In January 1863, Pocatello received advance notice of the advance of U.S. Army troops from Fort Douglas under Colonel Patrick Edward Connor, who had set out to "chastise" the Shoshone. Pocatello was able to lead his people out of harm's way from the Army, thus avoiding the catastrophe of the Bear River Massacre. Pocatello sued for peace after pursuit from the Army. Pocatello agreed to cease his attacks on Oregon Trail emigrants and southeast Idaho settlers if the government would provide compensation for the game and land preempted by these intruders on the tribe's ancestral territory. With the Fort Bridger Treaty of 1868, the chief agreed to relocate his people to the Fort Hall Indian Reservation along the Snake River. Although the U.S. government had promised $5,000 in annual supplies, the relief rarely arrived, forcing continuing suffering and struggle among the Shoshone.

In 1875, faced with starvation among his people, Pocatello led them to the Mormon missionary farm of George Hill in Corinne, Utah, with the hope that a mass conversion of his people to Mormonism would alleviate his people's suffering. Although the missionaries willingly baptized the Shoshone, the local population of white settlers did not receive the Shoshone openly and agitated for their expulsion. In response, the U.S. Army forced the Shoshone to return to the Fort Hall Reservation.

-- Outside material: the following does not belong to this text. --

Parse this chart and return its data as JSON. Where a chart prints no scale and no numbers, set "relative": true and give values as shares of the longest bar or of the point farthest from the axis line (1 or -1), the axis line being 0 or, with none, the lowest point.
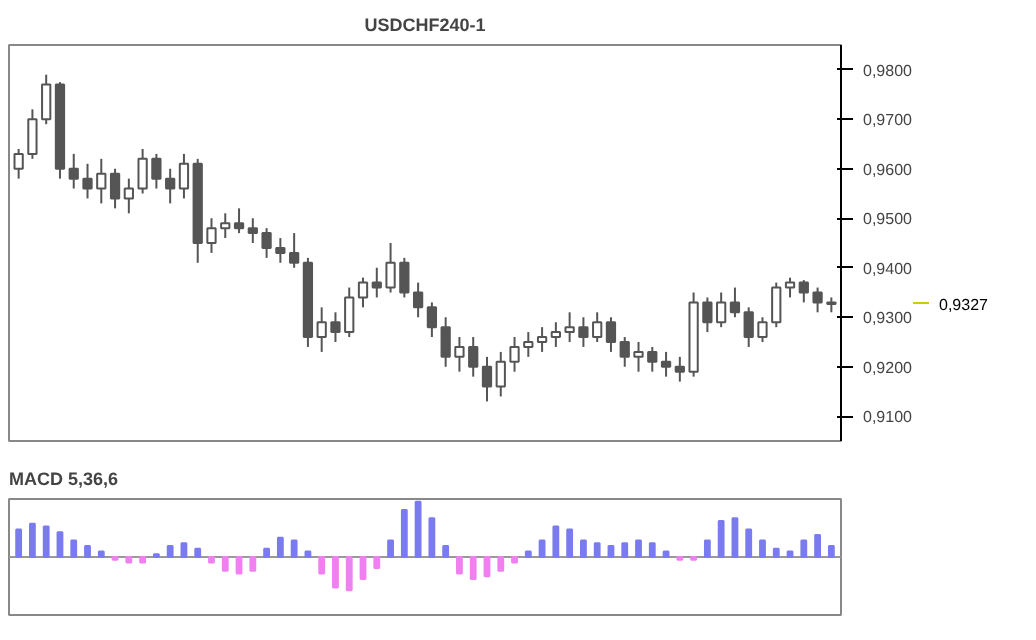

In the late 1870s Pocatello granted a right-of-way to Jay Gould to extend the Utah and Northern Railway across the Fort Hall Indian Reservation. The extension of the railroad was motivated by the increasing flood of settlers into the Idaho Territory following the discovery of gold.

After his death in 1884, Pocatello's body was interred in a deep spring in Idaho along with his clothing, guns, knives, and hunting equipment. Eighteen horses were also slaughtered and put into the spring on top of his body.

==Name==
In 1918, John E. Rees published a list of Idaho place names called Idaho Nomenclature. His derivation of Pokatello included po "road," ka "not," and tello "to follow," and Rees offered the meaning "he does not follow the road," referring to the chief's "stealthy habits and thieving raids." An earlier reference to Pocataro occurred in 1859, when F. W. Lander, Superintendent of the U.S. Overland Wagon Road, met Chief Pocatello and arranged his release from U.S. Army custody. Linguist Sven Liljeblad believed that Lander's encounter with Chief Pocatello was the first reference to the name. Liljeblad refuted John Rees' syllabic derivation of the name, reasoning that Rees had simply connected unrelated Shoshoni roots. Liljeblad concluded that Pocatello was not even a Shoshoni word. Chief Pocatello's daughter, Jeanette Lewis, confirmed that the name had no meaning in the Shoshoni language, and that the chief referred to himself as Tondzaosha, meaning "buffalo robe."

==In popular culture==
Pocatello appears in Sid Meier's Civilization V as the playable leader of the Shoshone Civilization.